Meal Prep For Vegetarians: Planning Nutrient-rich Weekdays
Introduction
Are you a vegetarian looking to streamline your weekday meals? Meal prepping is a great way to save time, stay organized, and ensure you're getting all the nutrients you need. In this article, we'll provide you with a fun and informative meal prep guide for vegetarians. Let's get started!
Ingredients
- 2 cups quinoa
- 1 can of chickpeas
- 2 bell peppers
- 1 bunch of kale
- 1 onion
- 1 head of broccoli
- 1 block of tofu
- Olive oil
- Salt and pepper
- Your favorite herbs and spices
Instructions
- Cook the quinoa according to package instructions and set aside.

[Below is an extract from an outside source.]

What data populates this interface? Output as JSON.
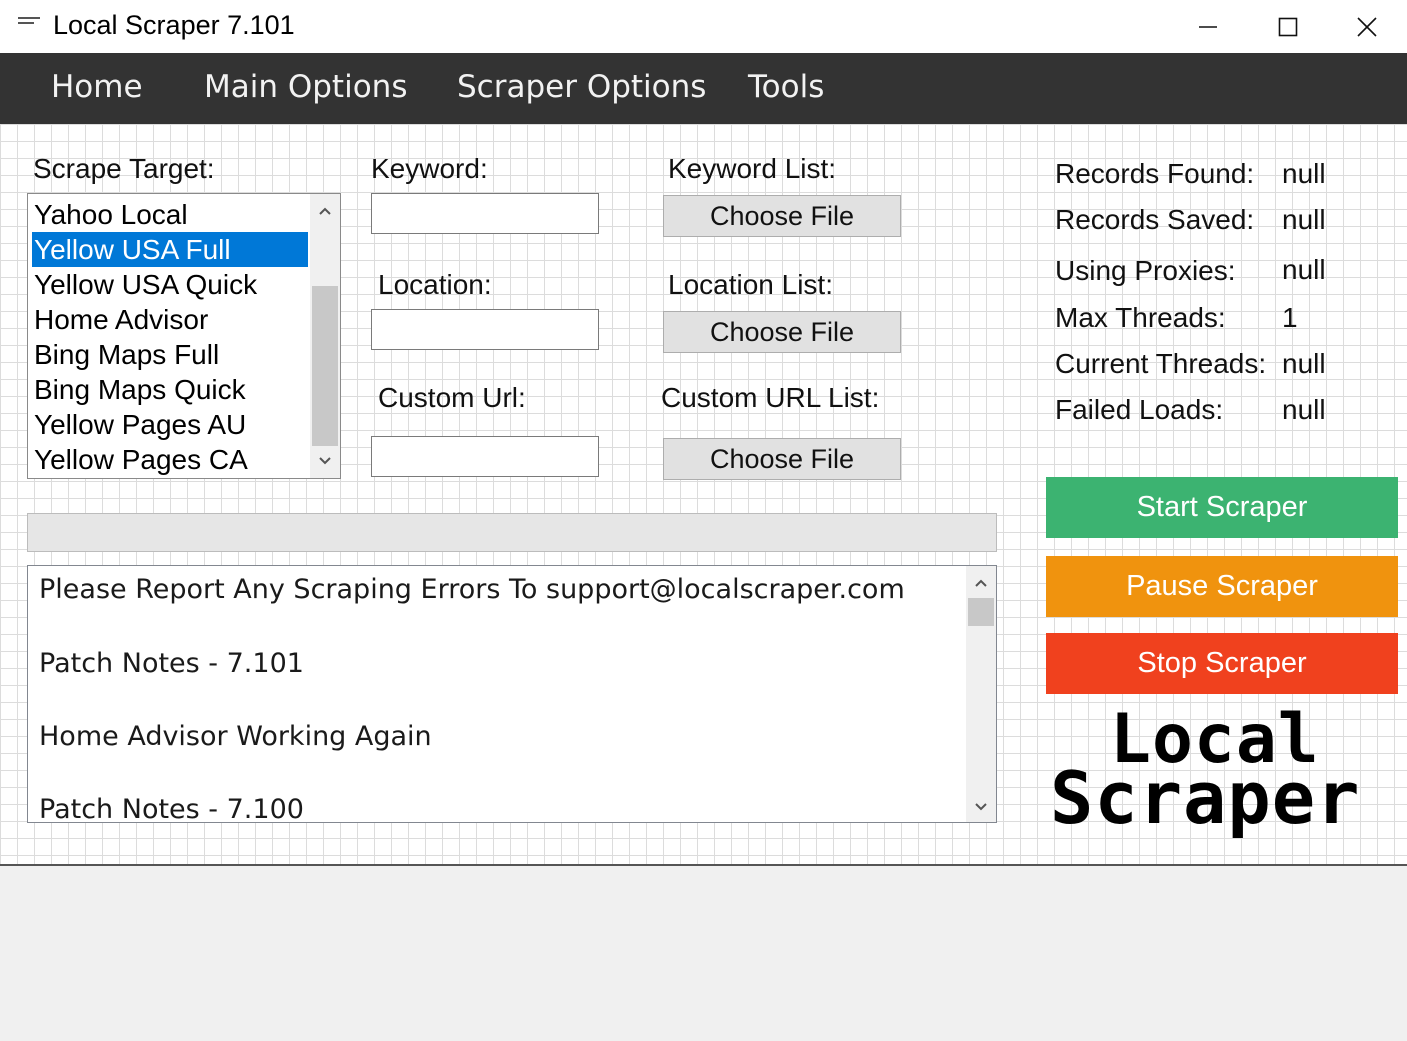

- Preheat the oven to 400°F (200°C).
- Drain and rinse the chickpeas, then toss them with olive oil, salt, and your favorite spices. Roast in the oven for 20-25 minutes until crispy.
- Chop the bell peppers, kale, onion, and broccoli into bite-sized pieces.

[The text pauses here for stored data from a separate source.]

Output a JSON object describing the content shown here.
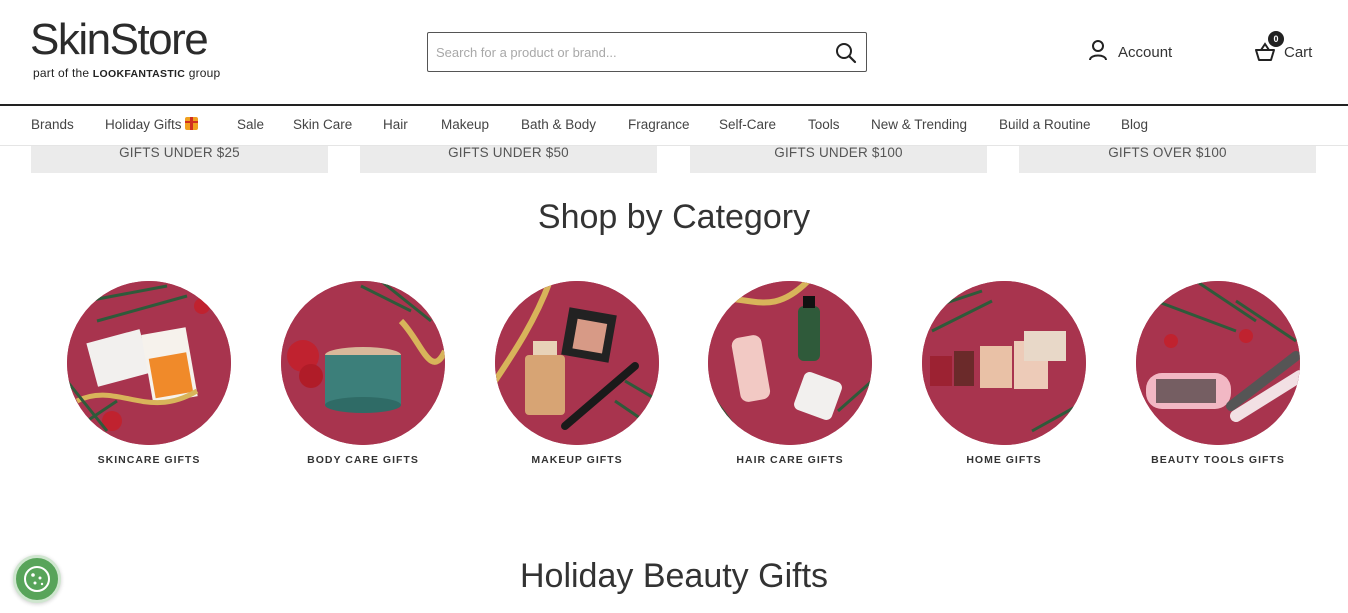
{
  "brand": {
    "name": "SkinStore",
    "tagline_prefix": "part of the",
    "tagline_brand": "LOOKFANTASTIC",
    "tagline_suffix": "group"
  },
  "search": {
    "placeholder": "Search for a product or brand...",
    "icon": "search-icon"
  },
  "header": {
    "account_label": "Account",
    "cart_label": "Cart",
    "cart_count": "0"
  },
  "nav": {
    "items": [
      {
        "label": "Brands"
      },
      {
        "label": "Holiday Gifts"
      },
      {
        "label": "Sale"
      },
      {
        "label": "Skin Care"
      },
      {
        "label": "Hair"
      },
      {
        "label": "Makeup"
      },
      {
        "label": "Bath & Body"
      },
      {
        "label": "Fragrance"
      },
      {
        "label": "Self-Care"
      },
      {
        "label": "Tools"
      },
      {
        "label": "New & Trending"
      },
      {
        "label": "Build a Routine"
      },
      {
        "label": "Blog"
      }
    ]
  },
  "price_tiles": [
    {
      "label": "GIFTS UNDER $25"
    },
    {
      "label": "GIFTS UNDER $50"
    },
    {
      "label": "GIFTS UNDER $100"
    },
    {
      "label": "GIFTS OVER $100"
    }
  ],
  "sections": {
    "category_title": "Shop by Category",
    "holiday_title": "Holiday Beauty Gifts"
  },
  "categories": [
    {
      "label": "SKINCARE GIFTS"
    },
    {
      "label": "BODY CARE GIFTS"
    },
    {
      "label": "MAKEUP GIFTS"
    },
    {
      "label": "HAIR CARE GIFTS"
    },
    {
      "label": "HOME GIFTS"
    },
    {
      "label": "BEAUTY TOOLS GIFTS"
    }
  ],
  "colors": {
    "accent_circle": "#a8344e",
    "cookie_button": "#58a45a"
  }
}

- Heat some olive oil in a pan and sauté the onion until translucent. Add in the tofu, chopped vegetables, and a splash of water. Cook until the vegetables are tender.
- Divide the quinoa, roasted chickpeas, and vegetable stir-fry into separate containers.
- Store in the fridge and enjoy throughout the week!
Meal prepping can save you time and ensure you have nutritious meals ready to go. With this easy guide, you'll be well-equipped to tackle your week with delicious vegetarian dishes. Happy prepping!